Legacy networks assumed a hard perimeter, but today’s workers are increasingly remote and work from home (WFA), mobile (Mobility), or cloud-based (SaaS, DaaS). A zero-trust approach to access management considers these shifts and enables a flexible and secure working environment.
A robust Zero Trust model requires continuous identity verification as users connect to internal applications, even as their devices change location and posture.

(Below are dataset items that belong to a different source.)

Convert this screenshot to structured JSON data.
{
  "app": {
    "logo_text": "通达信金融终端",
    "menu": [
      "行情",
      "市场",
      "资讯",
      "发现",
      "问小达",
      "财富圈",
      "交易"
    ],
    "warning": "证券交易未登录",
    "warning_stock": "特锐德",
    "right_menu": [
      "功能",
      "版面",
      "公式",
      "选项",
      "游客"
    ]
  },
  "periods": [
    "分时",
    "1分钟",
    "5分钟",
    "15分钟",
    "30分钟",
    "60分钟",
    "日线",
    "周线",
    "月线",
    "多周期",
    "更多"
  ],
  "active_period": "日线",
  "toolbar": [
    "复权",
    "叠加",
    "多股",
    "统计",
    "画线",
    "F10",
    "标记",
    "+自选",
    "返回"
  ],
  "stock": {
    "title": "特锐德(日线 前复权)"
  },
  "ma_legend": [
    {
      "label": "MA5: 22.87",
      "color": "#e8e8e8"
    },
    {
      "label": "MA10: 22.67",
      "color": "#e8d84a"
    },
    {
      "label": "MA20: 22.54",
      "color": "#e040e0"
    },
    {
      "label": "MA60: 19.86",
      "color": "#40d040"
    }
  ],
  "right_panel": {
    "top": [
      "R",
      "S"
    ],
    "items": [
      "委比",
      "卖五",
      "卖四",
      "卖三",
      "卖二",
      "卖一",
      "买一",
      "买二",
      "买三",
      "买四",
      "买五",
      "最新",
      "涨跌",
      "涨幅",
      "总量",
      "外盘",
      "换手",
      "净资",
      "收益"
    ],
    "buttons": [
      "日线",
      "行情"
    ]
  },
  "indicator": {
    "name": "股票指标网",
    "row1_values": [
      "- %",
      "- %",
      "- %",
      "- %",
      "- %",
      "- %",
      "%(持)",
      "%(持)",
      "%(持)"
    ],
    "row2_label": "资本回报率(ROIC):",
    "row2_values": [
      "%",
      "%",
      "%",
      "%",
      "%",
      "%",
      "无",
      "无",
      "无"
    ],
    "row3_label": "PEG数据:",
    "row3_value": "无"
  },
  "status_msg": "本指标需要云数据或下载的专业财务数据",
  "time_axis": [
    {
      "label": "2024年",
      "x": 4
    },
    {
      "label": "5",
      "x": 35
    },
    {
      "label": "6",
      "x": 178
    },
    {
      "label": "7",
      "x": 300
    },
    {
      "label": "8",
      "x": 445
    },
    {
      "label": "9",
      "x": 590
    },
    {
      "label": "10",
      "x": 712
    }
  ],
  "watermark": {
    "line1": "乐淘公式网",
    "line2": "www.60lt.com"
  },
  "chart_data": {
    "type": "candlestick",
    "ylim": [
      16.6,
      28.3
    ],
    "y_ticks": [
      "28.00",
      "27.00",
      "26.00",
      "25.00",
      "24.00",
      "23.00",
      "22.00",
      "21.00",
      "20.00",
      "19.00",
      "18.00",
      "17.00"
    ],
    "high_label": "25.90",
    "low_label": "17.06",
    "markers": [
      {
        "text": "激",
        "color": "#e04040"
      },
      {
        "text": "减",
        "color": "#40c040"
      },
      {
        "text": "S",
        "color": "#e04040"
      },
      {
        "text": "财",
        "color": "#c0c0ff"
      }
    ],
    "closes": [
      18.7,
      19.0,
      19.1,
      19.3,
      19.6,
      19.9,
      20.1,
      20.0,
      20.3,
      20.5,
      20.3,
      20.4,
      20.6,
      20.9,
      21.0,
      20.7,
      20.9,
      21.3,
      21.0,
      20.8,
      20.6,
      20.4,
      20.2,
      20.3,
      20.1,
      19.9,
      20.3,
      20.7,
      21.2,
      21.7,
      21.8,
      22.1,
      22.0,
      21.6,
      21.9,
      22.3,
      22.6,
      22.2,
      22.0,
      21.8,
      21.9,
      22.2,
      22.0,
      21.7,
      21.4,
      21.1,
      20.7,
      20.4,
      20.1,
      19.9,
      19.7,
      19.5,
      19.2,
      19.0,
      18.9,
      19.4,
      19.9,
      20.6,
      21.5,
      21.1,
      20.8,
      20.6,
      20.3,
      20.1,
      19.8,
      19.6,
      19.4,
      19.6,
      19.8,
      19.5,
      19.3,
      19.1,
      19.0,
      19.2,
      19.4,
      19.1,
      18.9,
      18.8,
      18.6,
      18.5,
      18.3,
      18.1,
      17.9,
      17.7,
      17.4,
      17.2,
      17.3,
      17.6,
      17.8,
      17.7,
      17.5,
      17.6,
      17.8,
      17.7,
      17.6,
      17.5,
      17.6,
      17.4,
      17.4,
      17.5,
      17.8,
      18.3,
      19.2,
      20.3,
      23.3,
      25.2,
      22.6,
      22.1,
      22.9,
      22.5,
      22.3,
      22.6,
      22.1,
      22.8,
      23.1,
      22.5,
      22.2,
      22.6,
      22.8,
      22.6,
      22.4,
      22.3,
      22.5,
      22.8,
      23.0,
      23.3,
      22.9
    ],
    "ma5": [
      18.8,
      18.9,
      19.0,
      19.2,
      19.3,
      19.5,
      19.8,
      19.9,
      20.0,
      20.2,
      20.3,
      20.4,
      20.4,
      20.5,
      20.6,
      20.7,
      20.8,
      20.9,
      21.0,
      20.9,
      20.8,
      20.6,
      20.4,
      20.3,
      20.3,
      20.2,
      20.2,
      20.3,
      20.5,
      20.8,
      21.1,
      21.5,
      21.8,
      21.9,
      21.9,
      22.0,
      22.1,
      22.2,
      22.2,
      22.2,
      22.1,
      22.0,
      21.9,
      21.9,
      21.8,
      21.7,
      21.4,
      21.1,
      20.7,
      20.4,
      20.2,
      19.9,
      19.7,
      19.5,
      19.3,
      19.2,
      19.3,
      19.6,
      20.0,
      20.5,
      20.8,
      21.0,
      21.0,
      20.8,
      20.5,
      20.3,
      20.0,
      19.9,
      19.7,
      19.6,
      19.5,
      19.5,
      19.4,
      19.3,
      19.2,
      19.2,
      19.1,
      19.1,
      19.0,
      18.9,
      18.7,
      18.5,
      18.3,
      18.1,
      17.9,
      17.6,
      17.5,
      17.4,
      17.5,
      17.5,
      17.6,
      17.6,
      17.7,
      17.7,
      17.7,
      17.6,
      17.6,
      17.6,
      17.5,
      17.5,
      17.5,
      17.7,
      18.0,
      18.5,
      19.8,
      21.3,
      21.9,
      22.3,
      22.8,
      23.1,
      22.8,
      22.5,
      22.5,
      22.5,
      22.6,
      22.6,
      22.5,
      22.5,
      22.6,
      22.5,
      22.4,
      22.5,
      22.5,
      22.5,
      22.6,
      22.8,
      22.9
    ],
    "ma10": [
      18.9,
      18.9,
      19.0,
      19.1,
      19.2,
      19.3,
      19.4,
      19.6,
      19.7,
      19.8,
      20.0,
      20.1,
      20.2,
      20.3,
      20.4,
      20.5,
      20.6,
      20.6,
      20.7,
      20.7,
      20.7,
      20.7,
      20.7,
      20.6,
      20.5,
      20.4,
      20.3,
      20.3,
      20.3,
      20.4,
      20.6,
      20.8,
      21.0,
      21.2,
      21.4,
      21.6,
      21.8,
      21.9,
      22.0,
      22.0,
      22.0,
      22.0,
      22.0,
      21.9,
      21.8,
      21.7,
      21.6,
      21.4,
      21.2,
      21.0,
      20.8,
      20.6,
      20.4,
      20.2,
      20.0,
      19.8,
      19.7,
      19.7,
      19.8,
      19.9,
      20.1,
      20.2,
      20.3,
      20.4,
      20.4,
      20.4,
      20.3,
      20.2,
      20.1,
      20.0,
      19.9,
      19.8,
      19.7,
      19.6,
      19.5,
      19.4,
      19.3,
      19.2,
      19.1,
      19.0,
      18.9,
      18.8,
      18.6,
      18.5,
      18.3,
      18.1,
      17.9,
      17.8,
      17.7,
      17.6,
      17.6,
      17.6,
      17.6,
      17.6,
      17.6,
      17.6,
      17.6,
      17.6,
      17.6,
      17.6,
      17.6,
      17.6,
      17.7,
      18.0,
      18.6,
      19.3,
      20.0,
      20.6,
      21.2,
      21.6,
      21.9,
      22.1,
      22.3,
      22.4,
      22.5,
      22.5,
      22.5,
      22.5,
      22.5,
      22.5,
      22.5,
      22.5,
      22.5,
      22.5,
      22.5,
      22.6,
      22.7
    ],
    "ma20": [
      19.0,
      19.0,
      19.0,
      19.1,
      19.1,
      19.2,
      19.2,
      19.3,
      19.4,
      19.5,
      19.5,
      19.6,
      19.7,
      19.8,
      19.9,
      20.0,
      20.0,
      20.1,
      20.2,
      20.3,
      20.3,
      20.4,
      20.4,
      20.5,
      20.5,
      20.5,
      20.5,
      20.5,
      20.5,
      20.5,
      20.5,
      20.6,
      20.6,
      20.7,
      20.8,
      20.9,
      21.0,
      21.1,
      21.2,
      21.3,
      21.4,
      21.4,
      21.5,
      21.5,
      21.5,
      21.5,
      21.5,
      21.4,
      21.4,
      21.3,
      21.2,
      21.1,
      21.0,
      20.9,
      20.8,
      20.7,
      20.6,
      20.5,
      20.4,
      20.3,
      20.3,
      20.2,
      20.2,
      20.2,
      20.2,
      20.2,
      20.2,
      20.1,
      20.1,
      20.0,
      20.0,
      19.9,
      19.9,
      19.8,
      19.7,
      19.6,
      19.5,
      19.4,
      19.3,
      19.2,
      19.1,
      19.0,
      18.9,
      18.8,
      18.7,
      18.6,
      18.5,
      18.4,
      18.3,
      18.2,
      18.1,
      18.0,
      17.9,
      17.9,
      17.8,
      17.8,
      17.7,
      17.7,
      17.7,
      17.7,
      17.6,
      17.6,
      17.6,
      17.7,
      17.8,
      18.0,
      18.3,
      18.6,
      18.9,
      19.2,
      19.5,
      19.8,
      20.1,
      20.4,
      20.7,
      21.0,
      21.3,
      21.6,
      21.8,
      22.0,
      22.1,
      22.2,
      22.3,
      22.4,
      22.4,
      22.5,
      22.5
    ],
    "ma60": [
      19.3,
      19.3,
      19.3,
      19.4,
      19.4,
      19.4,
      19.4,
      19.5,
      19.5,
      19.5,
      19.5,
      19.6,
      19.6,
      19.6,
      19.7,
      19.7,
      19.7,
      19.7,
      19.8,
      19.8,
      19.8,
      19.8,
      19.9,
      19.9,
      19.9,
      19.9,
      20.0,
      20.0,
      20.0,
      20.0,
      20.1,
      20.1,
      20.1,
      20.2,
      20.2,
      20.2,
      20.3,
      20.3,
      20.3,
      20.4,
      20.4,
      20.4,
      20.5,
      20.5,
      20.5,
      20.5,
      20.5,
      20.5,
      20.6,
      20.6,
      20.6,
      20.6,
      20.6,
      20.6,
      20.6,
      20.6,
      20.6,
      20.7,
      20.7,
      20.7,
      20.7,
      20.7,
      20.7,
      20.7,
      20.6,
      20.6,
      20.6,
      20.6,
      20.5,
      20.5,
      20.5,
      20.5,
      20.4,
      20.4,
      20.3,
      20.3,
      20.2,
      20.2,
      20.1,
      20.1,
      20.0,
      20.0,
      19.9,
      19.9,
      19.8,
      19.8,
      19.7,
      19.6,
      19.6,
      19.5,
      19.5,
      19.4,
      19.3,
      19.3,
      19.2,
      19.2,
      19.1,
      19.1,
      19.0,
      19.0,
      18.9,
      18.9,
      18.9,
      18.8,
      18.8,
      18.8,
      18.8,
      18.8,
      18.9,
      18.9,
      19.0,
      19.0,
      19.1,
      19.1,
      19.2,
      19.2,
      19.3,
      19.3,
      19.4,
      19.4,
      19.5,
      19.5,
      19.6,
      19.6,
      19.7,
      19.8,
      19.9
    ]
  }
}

It also requires the ability to automatically assess a user’s and their device’s risk to make access determinations on a case-by-case basis.
Managing all the pieces required for a holistic approach to security is complex and costly for overburdened IT and security teams. A comprehensive universal ZTNA solution streamlines admin and delivers the visibility, control, and scalability you need to support your Zero Trust strategy. Ideally, you’ll choose a single platform that can provide all the core functionality required to protect your users, use cases, and digital ecosystem, both in-office and remote.
Zero Trust Mobility
The emergence of cloud, mobile, edge, and IoT computing has blurred the demarcation points of the network perimeter. To combat this, Zero Trust assumes everything inside and outside is untrustworthy and authenticates every connection for security and availability. This approach enables a micro-segmented network with extreme access control, limiting the attack surface. It also supports secure remote connectivity for an increasingly mobile workforce.
Unlike VPNs, Zero Trust provides strong authentication by requiring users and devices to constantly authenticate, verify their identity on the back end, and continuously assess risk at the network boundary. It allows security operations teams to establish a baseline for risk and quickly detect changes.
Federal agencies can leverage Zero Trust solutions to adapt to situational telework, mitigate cybersecurity risks, and support digital transformation. By deploying a zero-trust architecture, agencies can protect critical assets, improve security posture, and scale with a hybrid workforce.
When selecting a ZTNA solution, look for one that integrates with leading cloud, identity, and endpoint protection vendors to deliver an integrated security platform. This approach provides superior user experiences by eliminating VPN latency and securing data from a single platform rather than through multiple-point products that backhaul traffic across the network.
Additionally, it reduces costs by reducing the need for costly and cumbersome network perimeter firewalls.